Hazel McCallion Academic Learning Centre

MFAcc: David Debenham's Story

UTM Advancement
David Debenham
David Debenham (photo courtesy of D. Debenham)

The way David Debenham sees it, it’s difficult to practice forensic accounting without law and hard to cross-examine an accused fraudster without forensic accounting.

The Ottawa litigator was representing corporate and commercial clients in the early 2000s when he realized that he was having to follow the money trail so often that he might as well start taking classes in accounting. One thing led to another and he soon found himself with a certified management accounting designation and a diploma in forensic accounting from the University of Toronto’s Rotman School of Management.

“My whole life has been serendipity,” he says. “I seize the day and it takes me on a path.”

In 2006, he remembers, that path involved stacks of financial records and a calculator. As the field of forensic accounting rapidly evolved with the advent of big data analytics, Debenham figured it was time to return to school.

“We were going 200 miles an hour on every file,” he says. “I wanted to make sure I wasn’t making fundamental mistakes. I needed to be up to speed on the tools I was using so I wasn’t misapplying them and creating an injustice instead of doing justice.”

He enrolled in the Master of Science program in forensic accounting at Carlow University in Pittsburgh, Pennsylvania, where he learned the nuts and bolts of computer programming and “the American-style approach to fraud, which is more enforcement than prevention.”

But he couldn’t stop thinking about his earlier studies at U of T. “When I entered the diploma in forensic accounting program they told us they were working on an advanced degree.
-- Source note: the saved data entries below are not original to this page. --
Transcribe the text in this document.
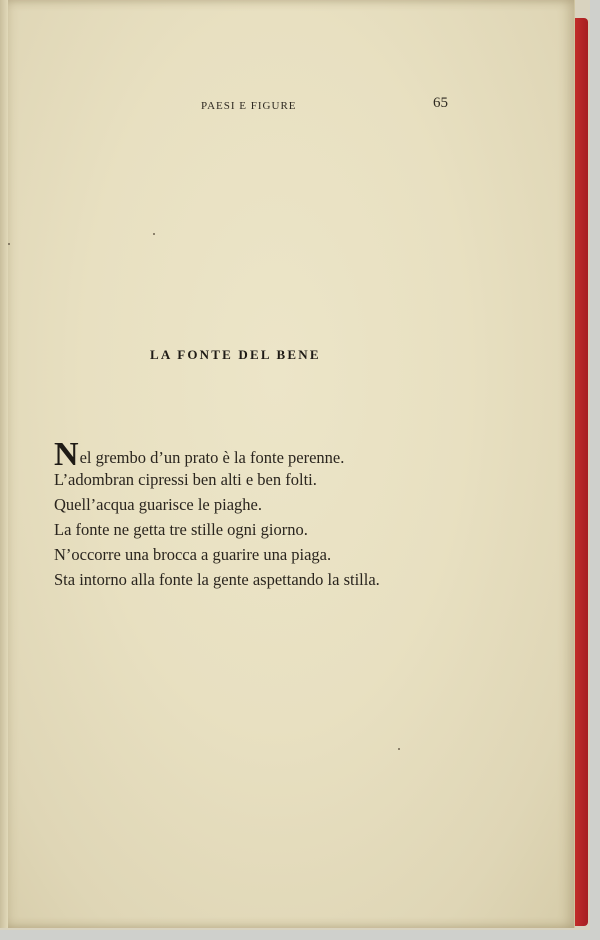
PAESI E FIGURE	65
LA FONTE DEL BENE
Nel grembo d’un prato è la fonte perenne.
L’adombran cipressi ben alti e ben folti.
Quell’acqua guarisce le piaghe.
La fonte ne getta tre stille ogni giorno.
N’occorre una brocca a guarire una piaga.
Sta intorno alla fonte la gente aspettando la stilla.
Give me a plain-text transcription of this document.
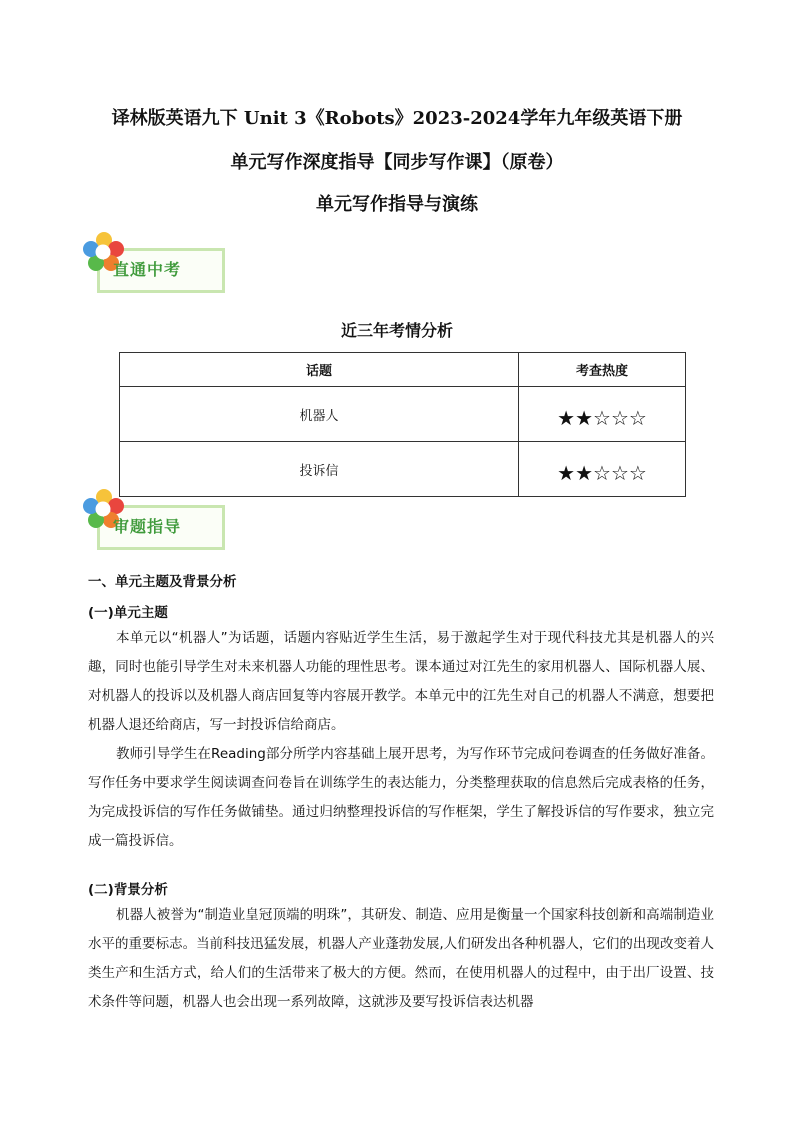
译林版英语九下 Unit 3《Robots》2023-2024学年九年级英语下册
单元写作深度指导【同步写作课】（原卷）
单元写作指导与演练
直通中考
近三年考情分析
话题	考查热度
机器人	★★☆☆☆
投诉信	★★☆☆☆
审题指导
一、单元主题及背景分析
(一)单元主题
本单元以“机器人”为话题，话题内容贴近学生生活，易于激起学生对于现代科技尤其是机器人的兴趣，同时也能引导学生对未来机器人功能的理性思考。课本通过对江先生的家用机器人、国际机器人展、对机器人的投诉以及机器人商店回复等内容展开教学。本单元中的江先生对自己的机器人不满意，想要把机器人退还给商店，写一封投诉信给商店。
教师引导学生在Reading部分所学内容基础上展开思考，为写作环节完成问卷调查的任务做好准备。写作任务中要求学生阅读调查问卷旨在训练学生的表达能力，分类整理获取的信息然后完成表格的任务，为完成投诉信的写作任务做铺垫。通过归纳整理投诉信的写作框架，学生了解投诉信的写作要求，独立完成一篇投诉信。
(二)背景分析
机器人被誉为“制造业皇冠顶端的明珠”，其研发、制造、应用是衡量一个国家科技创新和高端制造业水平的重要标志。当前科技迅猛发展，机器人产业蓬勃发展,人们研发出各种机器人，它们的出现改变着人类生产和生活方式，给人们的生活带来了极大的方便。然而，在使用机器人的过程中，由于出厂设置、技术条件等问题，机器人也会出现一系列故障，这就涉及要写投诉信表达机器
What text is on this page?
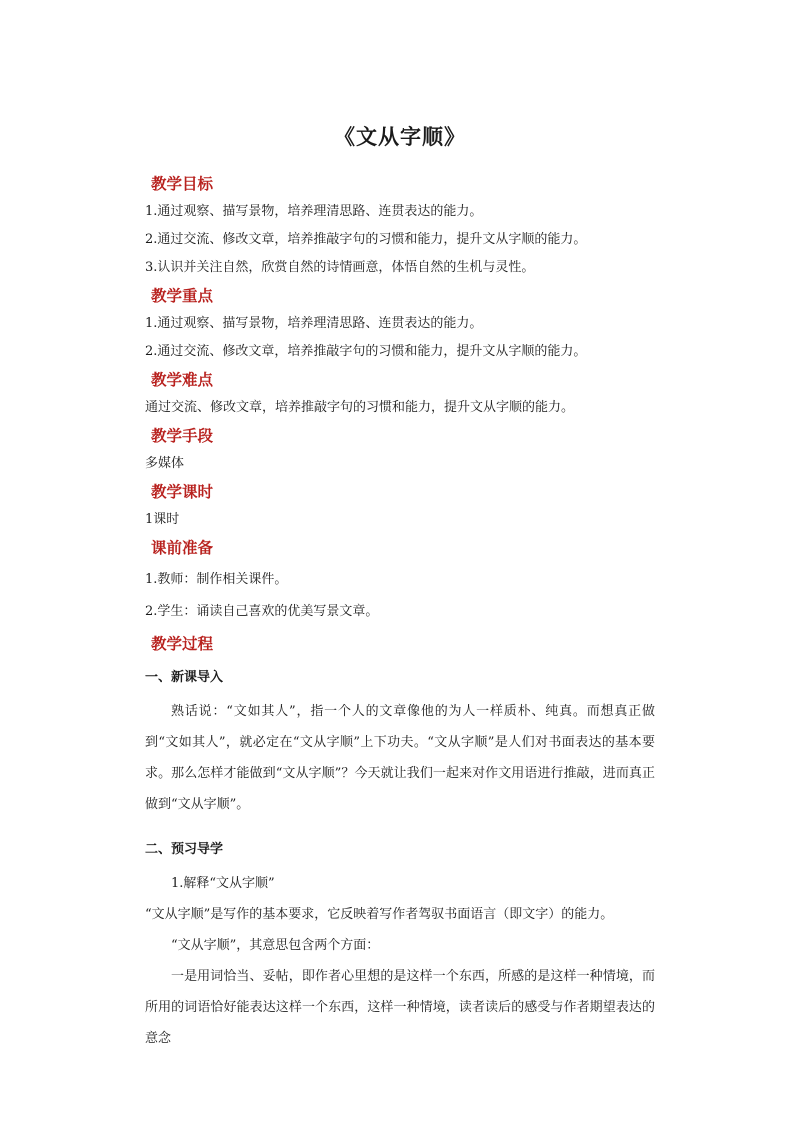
《文从字顺》
教学目标

1.通过观察、描写景物，培养理清思路、连贯表达的能力。

2.通过交流、修改文章，培养推敲字句的习惯和能力，提升文从字顺的能力。

3.认识并关注自然，欣赏自然的诗情画意，体悟自然的生机与灵性。

教学重点

1.通过观察、描写景物，培养理清思路、连贯表达的能力。

2.通过交流、修改文章，培养推敲字句的习惯和能力，提升文从字顺的能力。

教学难点

通过交流、修改文章，培养推敲字句的习惯和能力，提升文从字顺的能力。

教学手段

多媒体

教学课时

1课时

课前准备

1.教师：制作相关课件。

2.学生：诵读自己喜欢的优美写景文章。

教学过程
一、新课导入

熟话说：“文如其人”，指一个人的文章像他的为人一样质朴、纯真。而想真正做到“文如其人”，就必定在“文从字顺”上下功夫。“文从字顺”是人们对书面表达的基本要求。那么怎样才能做到“文从字顺”？今天就让我们一起来对作文用语进行推敲，进而真正做到“文从字顺”。

二、预习导学

1.解释“文从字顺”

“文从字顺”是写作的基本要求，它反映着写作者驾驭书面语言（即文字）的能力。

“文从字顺”，其意思包含两个方面：

一是用词恰当、妥帖，即作者心里想的是这样一个东西，所感的是这样一种情境，而所用的词语恰好能表达这样一个东西，这样一种情境，读者读后的感受与作者期望表达的意念
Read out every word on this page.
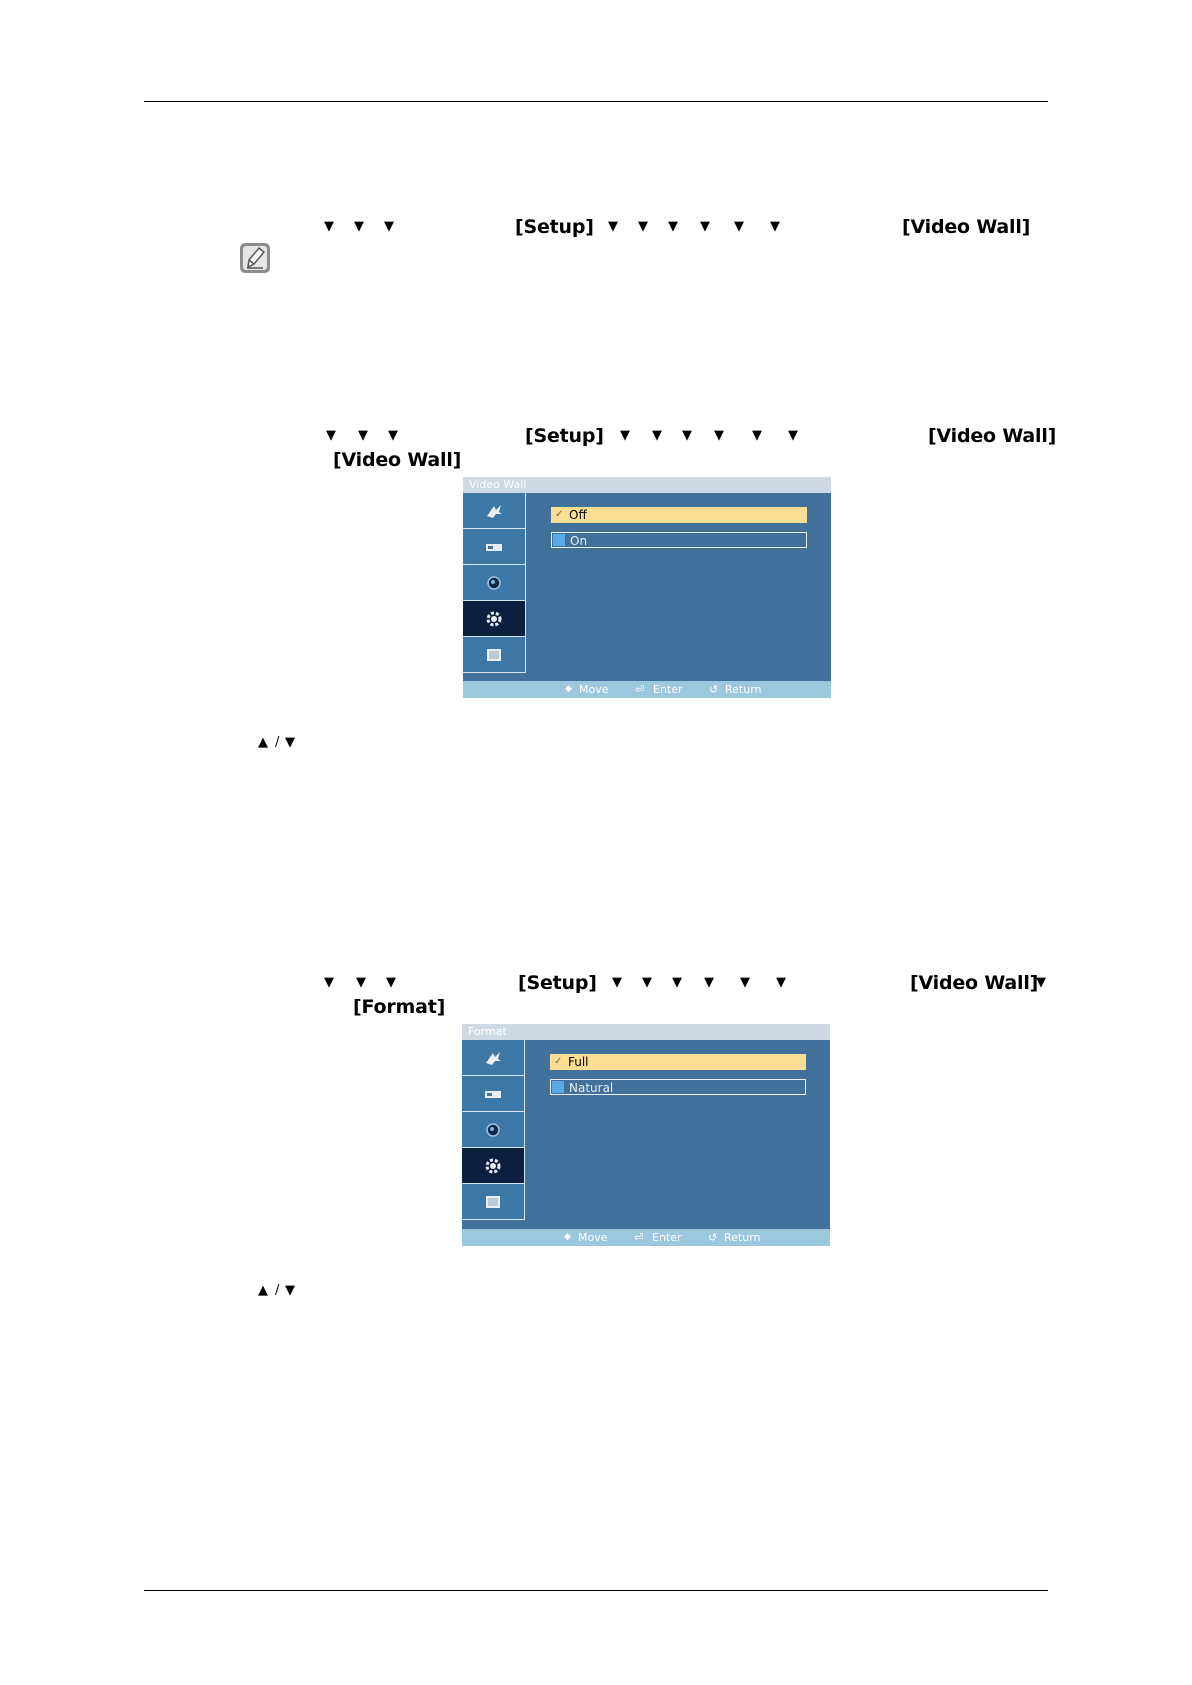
▼ ▼ ▼	[Setup] ▼ ▼ ▼ ▼ ▼ ▼	[Video Wall]
▼ ▼ ▼	[Setup] ▼ ▼ ▼ ▼ ▼ ▼	[Video Wall]
[Video Wall]
Video Wall
✓ Off
On
◆ Move ⏎ Enter ↺ Return
▲ / ▼
▼ ▼ ▼	[Setup] ▼ ▼ ▼ ▼ ▼ ▼	[Video Wall]
▼
[Format]
Format
✓ Full
Natural
◆ Move ⏎ Enter ↺ Return
▲ / ▼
A bunch of us put the pedal to the metal and helped make it happen.”

As a lawyer, accountant and president of the Association of Forensic Investigators of Canada, “David was instrumental in the development of the Master of Forensic Accounting program at the University of Toronto Mississauga,” remembers Len Brooks, the program’s founder and current director.

When the program launched in September 2017, Debenham decided to walk-the-talk. He became a member of the first MFAcc graduating class in 2018.

Four years later, he’s stepping up again, this time to help create the MFAcc Fellowship Program to attract and support future generations of forensic accountants. In addition to making a personal gift, Debenham is rallying his peers to invest.

“I had to beg, borrow and earn scholarships to make my way through school,” he says. “We all know how tough it is. Even though we made it, there were five others who didn’t and not because they didn’t have the ability. They just needed a helping hand.”